Stock plan administration revenues result from our providing corporate customers with full-service assistance and software to manage
their employee stock benefit plans. The fluctuations in these revenues are a function of activity with customers, which has remained
fairly constant over the past three years.
The increase in payments for order flow from 2003 to 2004 was primarily due to the overall increase in trades and an increase in order
flow received on option trades. The decrease in payments for order flow from 2002 to 2003 was partially attributable to the
challenging environment that the listed market makers and specialists were operating under, which in turn, resulted in overall
reductions in payments for order flow.
Proprietary fund revenues represents a portion of the fees earned on customer balances held in money market funds. These revenues
decreased from 2003 to 2004 due to a decrease in customer average money market fund balances as customers moved funds to our
SDA product.
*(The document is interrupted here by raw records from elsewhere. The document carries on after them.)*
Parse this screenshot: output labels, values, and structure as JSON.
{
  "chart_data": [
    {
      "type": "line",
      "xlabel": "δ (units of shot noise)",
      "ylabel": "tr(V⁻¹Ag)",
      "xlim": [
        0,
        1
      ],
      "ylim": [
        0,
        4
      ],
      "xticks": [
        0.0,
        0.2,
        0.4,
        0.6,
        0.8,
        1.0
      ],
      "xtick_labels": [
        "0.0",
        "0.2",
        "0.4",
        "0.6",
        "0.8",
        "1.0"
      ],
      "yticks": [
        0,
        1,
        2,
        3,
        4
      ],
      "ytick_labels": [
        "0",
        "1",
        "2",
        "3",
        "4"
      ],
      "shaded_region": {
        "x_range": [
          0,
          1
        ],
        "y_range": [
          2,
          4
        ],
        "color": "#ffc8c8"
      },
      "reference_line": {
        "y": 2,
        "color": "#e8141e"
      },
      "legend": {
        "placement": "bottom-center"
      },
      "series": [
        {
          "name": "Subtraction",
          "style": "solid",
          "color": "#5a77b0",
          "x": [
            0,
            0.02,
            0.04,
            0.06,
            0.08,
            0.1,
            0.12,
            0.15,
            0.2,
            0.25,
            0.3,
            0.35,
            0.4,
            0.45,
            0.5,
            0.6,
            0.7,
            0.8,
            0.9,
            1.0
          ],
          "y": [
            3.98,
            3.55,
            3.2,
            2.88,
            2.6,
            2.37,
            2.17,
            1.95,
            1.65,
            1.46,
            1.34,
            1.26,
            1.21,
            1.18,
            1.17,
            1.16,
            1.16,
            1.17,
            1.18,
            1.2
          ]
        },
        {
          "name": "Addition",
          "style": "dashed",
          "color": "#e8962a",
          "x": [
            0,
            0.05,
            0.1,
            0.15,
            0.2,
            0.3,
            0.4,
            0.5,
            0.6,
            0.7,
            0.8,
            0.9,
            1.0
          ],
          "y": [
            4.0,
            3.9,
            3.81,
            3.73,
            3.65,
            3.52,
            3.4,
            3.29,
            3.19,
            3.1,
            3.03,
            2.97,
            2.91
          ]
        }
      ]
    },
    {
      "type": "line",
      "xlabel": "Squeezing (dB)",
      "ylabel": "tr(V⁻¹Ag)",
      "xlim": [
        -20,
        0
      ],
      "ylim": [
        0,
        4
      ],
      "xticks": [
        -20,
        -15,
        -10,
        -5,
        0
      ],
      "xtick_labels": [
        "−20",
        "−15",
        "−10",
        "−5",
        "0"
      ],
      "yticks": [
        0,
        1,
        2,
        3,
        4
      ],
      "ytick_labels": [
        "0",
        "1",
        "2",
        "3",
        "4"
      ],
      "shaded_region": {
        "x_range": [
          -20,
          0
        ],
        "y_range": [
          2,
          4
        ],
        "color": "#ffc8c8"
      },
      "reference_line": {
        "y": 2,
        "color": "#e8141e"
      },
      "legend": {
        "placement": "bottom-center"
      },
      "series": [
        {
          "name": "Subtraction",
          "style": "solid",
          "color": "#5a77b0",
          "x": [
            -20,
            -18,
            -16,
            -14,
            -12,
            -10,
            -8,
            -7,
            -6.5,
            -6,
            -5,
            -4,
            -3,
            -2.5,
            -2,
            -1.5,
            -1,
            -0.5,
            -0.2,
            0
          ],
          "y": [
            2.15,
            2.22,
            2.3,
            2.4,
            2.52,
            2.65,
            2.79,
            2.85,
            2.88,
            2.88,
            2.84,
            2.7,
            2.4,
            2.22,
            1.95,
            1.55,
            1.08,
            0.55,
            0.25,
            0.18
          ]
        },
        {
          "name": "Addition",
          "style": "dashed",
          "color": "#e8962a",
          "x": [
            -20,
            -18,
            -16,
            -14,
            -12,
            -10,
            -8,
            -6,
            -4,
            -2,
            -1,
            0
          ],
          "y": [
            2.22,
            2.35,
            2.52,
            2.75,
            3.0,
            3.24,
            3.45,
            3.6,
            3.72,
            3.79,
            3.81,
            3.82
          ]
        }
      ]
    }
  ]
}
In October 2002, the Company began managing more funds on its own versus putting its customers’ money in an
outside managed fund receiving management fees on these funds in lieu of interest. This change was the primary reason for the
increase from 2002 to 2003.
FX, or foreign exchange, margin revenue has increased over the past three years primarily related to the increased activity in employee
stock plans for our E*TRADE Corporate Services customers
international employees.
ECN rebate fees represent rebates received for providing liquidity on ECNs. Liquidity is generally added to an ECN when orders are
placed outside the current bid/ask price range for a particular security. ECN rebate fees decreased from 2003 to 2004 due to a decrease
in shares executed which was due to a less volatile securities market. ECN rebate fees increased from 2002 to 2003, as a result of our
acquisition of E*TRADE Professional in June 2002, which generates significant ECN rebate fees.
33
Other revenues comprise various brokerage-related service charges and fees charged to brokerage customers.